たまに、無性に聴きたくなる。そんな時に聴けるって、便利な世の中だなぁとつくづく思う。

冬の、とても冷える夜。この曲を聴きながら、よく仕事終わりにトボトボ歩いて家に帰ったものだ。J(LUNA SEA)の『When You Sleep』。タイトルからしてまさに「夜」という感じ。しかも、冷えた夜って感じ。

曲自体は冷え冷えしてるわけではなく、冬の夜に灯る焚き火のような、切なさと優しさと暖かさがある。だからこそ冬に聴きたくなるのかもしれない。疲れている時なんか特に。

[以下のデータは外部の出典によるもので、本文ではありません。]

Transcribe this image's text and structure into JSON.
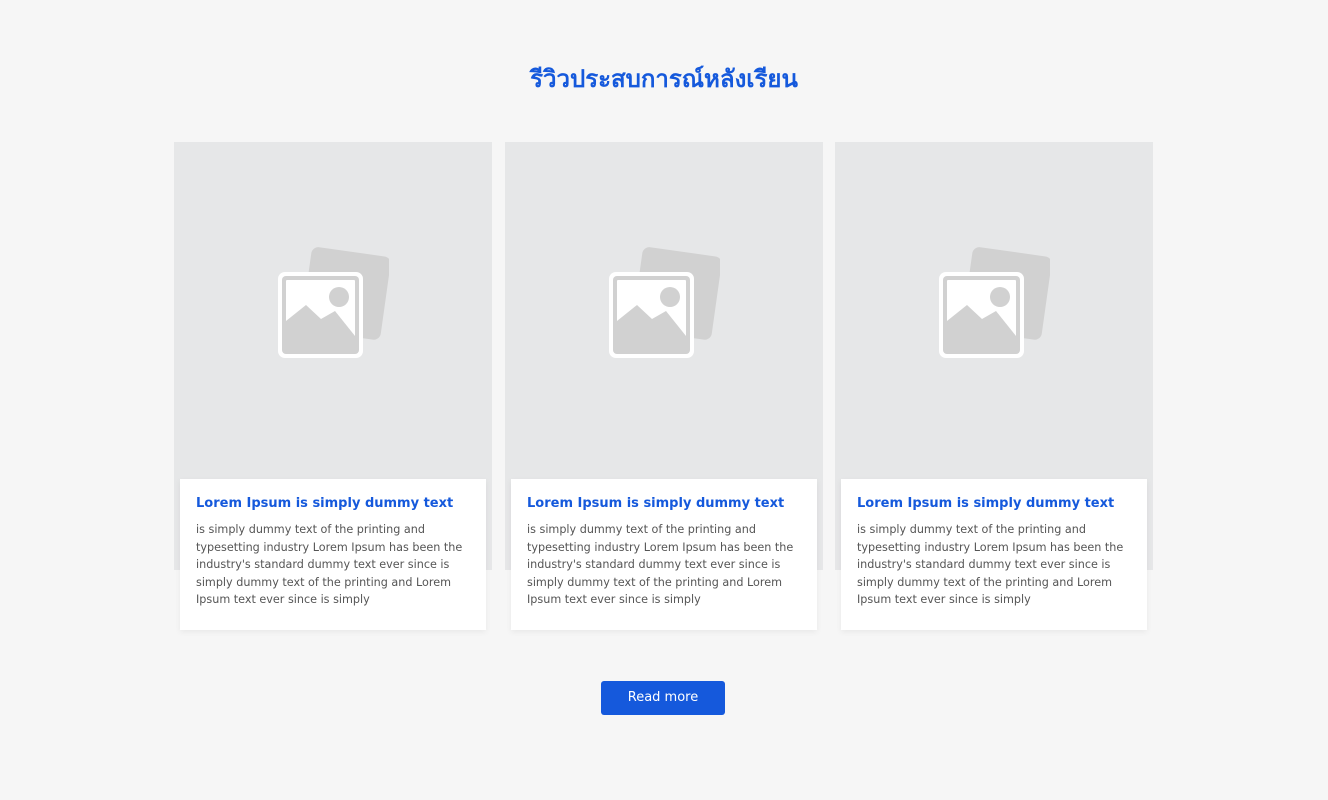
{
  "section": {
    "title": "รีวิวประสบการณ์หลังเรียน"
  },
  "cards": [
    {
      "image_icon": "image-placeholder-icon",
      "title": "Lorem Ipsum is simply dummy text",
      "text": "is simply dummy text of the printing and typesetting industry Lorem Ipsum has been the industry's standard dummy text ever since is simply dummy text of the printing and Lorem Ipsum text ever since is simply"
    },
    {
      "image_icon": "image-placeholder-icon",
      "title": "Lorem Ipsum is simply dummy text",
      "text": "is simply dummy text of the printing and typesetting industry Lorem Ipsum has been the industry's standard dummy text ever since is simply dummy text of the printing and Lorem Ipsum text ever since is simply"
    },
    {
      "image_icon": "image-placeholder-icon",
      "title": "Lorem Ipsum is simply dummy text",
      "text": "is simply dummy text of the printing and typesetting industry Lorem Ipsum has been the industry's standard dummy text ever since is simply dummy text of the printing and Lorem Ipsum text ever since is simply"
    }
  ],
  "actions": {
    "read_more_label": "Read more"
  },
  "colors": {
    "accent": "#1559dc",
    "background": "#f6f6f6",
    "image_placeholder": "#e6e7e8",
    "icon": "#d1d1d1",
    "body_text": "#555555"
  }
}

この曲は彼のキャリアでは珍しく、とても内向的だ。というかこの曲が入っているアルバム自体がそうなのだけど。

僕はLUNA SEA時代から通して、彼のこういったメロディックだったり、ダウナーな感じの曲がとても好きだった。あまり多くはないけど、妙に印象に残る曲ばかりだ。なんとなく、そこはかとない弱さを感じる。

この曲が、その集大成ではないか。

歌われているのは諦めや絶望だけど、それでも希望があると信じたいと、そう歌っているように聴こえる。この曲の彼の声は、訴えかけるものがある。

そして何よりメロディがいい。それまでで一番暗く、切なくてそして綺麗なメロディだ。

彼はLUNA SEA時代から稀代のメロディメイカーだった。だけど語られるのは『ROSIER』や『TONIGHT』みたいな激しいロックな一面の方が多い。

だけど、語られるべき彼のもう一つの側面が、この陰鬱さなのだ。この振り幅があるから、彼の作品は素晴らしい。

疲れた時に寄り添ってくれる曲があるというのは、とても幸せなことだ。